For Cook County State’s Attorney Kim Foxx, the swearing in of U.S. Supreme Court Justice Ketanji Brown Jackson on Thursday sparked mixed emotions — a disheartening feeling that it took so long for a Black woman to rise to the nation’s top court and elation that it finally happened.
“I think Ketanji, her name, the way she wears her hair, her skin tone, what that means for me as a dark-skinned Black woman lawyer to see myself reflected in her presence — and she’s brilliant — is what I’m happy my daughters get to see,” Foxx told the Chicago Sun-Times on Thursday.
Jackson, a federal judge since 2013, on Thursday became the first Black woman elevated to the nation’s highest court, taking the place of the jurist she once worked for, Justice Stephen Breyer, whose retirement was effective at noon.
Jackson now joins three other women on the nine–member court.
Foxx, who was the first Black woman elected as the county’s top prosecutor, is among the state’s elected officials who were beaming with pride as Jackson was sworn in.
“I’m elated because finally, after hundreds of years, to have that representation on the court. It shouldn’t have taken that long,” Foxx told the Sun-Times as she left a White House meeting with fellow prosecuting attorneys to discuss policies around the criminalization of HIV and AIDS.
“So when I say mixed emotions, I know that there were qualified, imminently qualified, Black women who were ready to take their place throughout history. And so, the fact that we are in 2022 here with the first appointment, is a little dispiriting.

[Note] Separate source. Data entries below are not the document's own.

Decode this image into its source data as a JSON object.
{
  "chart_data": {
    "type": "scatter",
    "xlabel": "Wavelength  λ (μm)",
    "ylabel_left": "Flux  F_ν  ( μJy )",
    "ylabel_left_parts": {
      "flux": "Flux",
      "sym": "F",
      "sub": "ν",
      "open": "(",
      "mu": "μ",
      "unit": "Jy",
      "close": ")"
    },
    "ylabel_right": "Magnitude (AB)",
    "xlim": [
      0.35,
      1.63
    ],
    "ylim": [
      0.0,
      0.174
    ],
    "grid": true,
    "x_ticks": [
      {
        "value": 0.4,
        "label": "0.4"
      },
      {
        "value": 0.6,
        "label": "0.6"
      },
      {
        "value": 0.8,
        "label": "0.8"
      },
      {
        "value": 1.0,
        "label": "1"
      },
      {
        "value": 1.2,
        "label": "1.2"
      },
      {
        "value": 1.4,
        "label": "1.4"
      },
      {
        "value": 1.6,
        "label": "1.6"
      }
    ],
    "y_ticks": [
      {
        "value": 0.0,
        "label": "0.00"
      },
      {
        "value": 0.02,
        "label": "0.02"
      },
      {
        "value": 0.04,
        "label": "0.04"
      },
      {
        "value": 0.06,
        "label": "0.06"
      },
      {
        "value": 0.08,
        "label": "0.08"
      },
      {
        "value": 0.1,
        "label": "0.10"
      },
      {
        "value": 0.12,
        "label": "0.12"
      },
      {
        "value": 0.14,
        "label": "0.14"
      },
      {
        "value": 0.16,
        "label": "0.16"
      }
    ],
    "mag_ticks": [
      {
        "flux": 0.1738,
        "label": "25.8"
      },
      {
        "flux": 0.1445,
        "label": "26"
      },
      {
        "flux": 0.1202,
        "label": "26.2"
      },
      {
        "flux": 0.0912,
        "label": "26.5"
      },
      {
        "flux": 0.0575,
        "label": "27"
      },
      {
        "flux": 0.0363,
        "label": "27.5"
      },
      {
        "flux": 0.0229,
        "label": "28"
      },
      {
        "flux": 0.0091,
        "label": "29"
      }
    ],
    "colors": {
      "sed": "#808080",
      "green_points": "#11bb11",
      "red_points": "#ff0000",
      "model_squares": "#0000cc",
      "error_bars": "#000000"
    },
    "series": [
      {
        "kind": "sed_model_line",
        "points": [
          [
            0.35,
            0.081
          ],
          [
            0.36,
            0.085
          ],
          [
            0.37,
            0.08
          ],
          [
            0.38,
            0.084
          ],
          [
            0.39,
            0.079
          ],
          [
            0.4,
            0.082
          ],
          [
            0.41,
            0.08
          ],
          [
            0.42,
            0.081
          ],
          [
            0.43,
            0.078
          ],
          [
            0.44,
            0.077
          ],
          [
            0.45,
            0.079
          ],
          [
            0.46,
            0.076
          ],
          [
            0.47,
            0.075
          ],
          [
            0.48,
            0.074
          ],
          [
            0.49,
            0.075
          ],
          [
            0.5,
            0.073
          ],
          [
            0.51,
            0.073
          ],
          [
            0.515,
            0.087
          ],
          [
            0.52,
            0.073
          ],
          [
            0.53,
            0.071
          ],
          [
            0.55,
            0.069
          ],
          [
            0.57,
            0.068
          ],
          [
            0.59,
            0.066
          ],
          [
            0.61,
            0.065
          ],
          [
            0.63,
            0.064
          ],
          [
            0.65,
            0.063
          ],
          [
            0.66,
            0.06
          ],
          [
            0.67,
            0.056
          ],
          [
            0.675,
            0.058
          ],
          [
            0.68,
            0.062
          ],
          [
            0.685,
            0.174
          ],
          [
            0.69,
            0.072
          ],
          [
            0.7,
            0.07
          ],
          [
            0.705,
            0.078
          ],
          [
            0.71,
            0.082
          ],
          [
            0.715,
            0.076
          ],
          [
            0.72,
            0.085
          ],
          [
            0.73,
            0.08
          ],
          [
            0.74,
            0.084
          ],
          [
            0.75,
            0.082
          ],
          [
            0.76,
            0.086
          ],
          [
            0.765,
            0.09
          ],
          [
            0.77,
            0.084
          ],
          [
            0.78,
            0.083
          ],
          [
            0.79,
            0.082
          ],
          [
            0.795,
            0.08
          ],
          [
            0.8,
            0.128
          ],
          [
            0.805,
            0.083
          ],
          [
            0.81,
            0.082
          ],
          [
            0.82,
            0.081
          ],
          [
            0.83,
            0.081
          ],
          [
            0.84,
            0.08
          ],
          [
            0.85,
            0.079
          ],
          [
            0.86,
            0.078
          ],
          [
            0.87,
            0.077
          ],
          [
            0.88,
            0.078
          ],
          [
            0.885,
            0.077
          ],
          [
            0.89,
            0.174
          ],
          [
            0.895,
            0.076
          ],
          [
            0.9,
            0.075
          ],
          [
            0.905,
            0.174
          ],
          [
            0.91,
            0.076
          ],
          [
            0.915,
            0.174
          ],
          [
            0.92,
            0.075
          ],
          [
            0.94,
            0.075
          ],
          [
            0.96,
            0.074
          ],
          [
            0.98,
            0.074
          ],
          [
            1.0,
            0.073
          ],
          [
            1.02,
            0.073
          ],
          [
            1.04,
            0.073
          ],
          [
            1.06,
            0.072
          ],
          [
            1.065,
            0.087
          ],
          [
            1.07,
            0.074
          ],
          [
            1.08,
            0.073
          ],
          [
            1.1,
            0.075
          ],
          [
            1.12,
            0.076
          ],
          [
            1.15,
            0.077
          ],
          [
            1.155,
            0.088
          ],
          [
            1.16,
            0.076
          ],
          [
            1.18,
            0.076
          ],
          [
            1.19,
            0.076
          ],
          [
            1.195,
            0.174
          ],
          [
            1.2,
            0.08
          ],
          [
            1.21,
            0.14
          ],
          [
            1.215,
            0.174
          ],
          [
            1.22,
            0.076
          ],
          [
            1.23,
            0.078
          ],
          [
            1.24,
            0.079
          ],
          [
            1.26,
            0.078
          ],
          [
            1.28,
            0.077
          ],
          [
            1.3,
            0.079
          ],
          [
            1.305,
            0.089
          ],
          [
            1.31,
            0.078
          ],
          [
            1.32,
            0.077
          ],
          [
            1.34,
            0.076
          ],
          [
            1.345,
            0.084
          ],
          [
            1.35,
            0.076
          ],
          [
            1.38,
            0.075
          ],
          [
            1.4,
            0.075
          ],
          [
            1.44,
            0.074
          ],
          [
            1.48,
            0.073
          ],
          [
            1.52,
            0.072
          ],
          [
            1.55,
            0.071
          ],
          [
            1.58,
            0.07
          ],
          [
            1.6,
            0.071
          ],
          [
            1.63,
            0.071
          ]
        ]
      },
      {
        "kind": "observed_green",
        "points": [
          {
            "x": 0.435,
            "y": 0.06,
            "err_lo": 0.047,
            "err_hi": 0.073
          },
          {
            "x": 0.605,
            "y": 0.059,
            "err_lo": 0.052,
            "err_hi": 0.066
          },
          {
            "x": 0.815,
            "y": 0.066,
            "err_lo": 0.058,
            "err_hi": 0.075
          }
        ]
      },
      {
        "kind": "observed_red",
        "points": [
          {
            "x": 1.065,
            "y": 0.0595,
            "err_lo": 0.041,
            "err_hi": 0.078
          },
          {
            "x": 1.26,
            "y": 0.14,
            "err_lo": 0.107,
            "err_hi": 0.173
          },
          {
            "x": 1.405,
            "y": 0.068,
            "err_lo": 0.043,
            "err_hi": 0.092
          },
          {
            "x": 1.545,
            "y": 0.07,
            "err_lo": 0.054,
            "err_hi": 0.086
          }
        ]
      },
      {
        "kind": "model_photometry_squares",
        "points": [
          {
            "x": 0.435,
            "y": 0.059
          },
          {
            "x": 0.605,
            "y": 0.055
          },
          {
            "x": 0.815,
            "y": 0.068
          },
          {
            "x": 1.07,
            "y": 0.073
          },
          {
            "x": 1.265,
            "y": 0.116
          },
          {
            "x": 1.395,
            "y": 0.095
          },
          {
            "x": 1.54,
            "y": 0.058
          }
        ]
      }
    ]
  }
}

But I am elated that we’re here.”
“I’m beyond thrilled, beyond thrilled.” Foxx said.
Toni Preckwinkle, who made history in 2010 by becoming the first Black woman to be elected Cook County Board president, said she was proud of Jackson and grateful to President Joe Biden for nominating her.

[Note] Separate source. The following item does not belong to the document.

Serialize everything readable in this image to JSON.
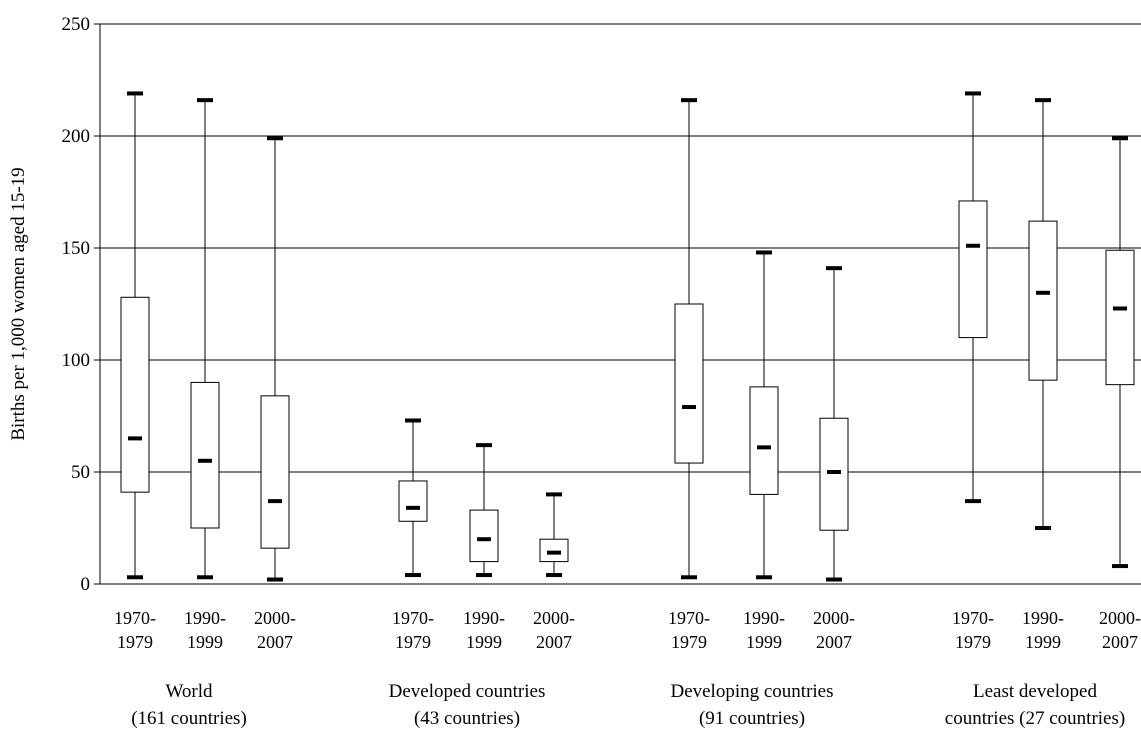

“It’s truly an affirmation, and she has an outstanding record of which we can all be proud. So, I wish her well,” Preckwinkle said. “I think the more progressive members of the court are in for a difficult slog here, given the fact that we have six very conservative judges on the court, but I’m sure she’ll hold her own.”
Mayor Lori Lightfoot, the first Black woman to serve as mayor of Chicago, was among the Illinois Democrats who trekked to Washington, D.C., on April 8 to celebrate Jackson’s nomination on the White House lawn.
On Thursday, Lightfoot tweeted that Jackson is “now a history maker.”
“Young girls in America everywhere can look to her & be inspired to follow in her footsteps,” Lightfoot tweeted. “Justice Brown Jackson’s diverse lived experience now represented on the bench is more valuable than ever. Justice Brown Jackson’s ascension to the bench now tells the world that the seemingly impossible is possible. So proud!”
And Illinois Lt. Gov. Juliana Stratton, who in 2019 became the state’s first Black lieutenant governor and the first Black woman to serve as a constitutional officer in state history, said the swearing in is a reminder of hope “as widespread attacks on women’s rights continue across the nation.”
“Just last week, the nation saw the U.S. Supreme Court take away a woman’s right to choose,” Stratton said in a statement. “Today, we celebrate because women’s voices will not be silenced. We will push forward and break glass ceilings. May this historic moment drive us to continue standing up and speaking out so we may be seen and heard.”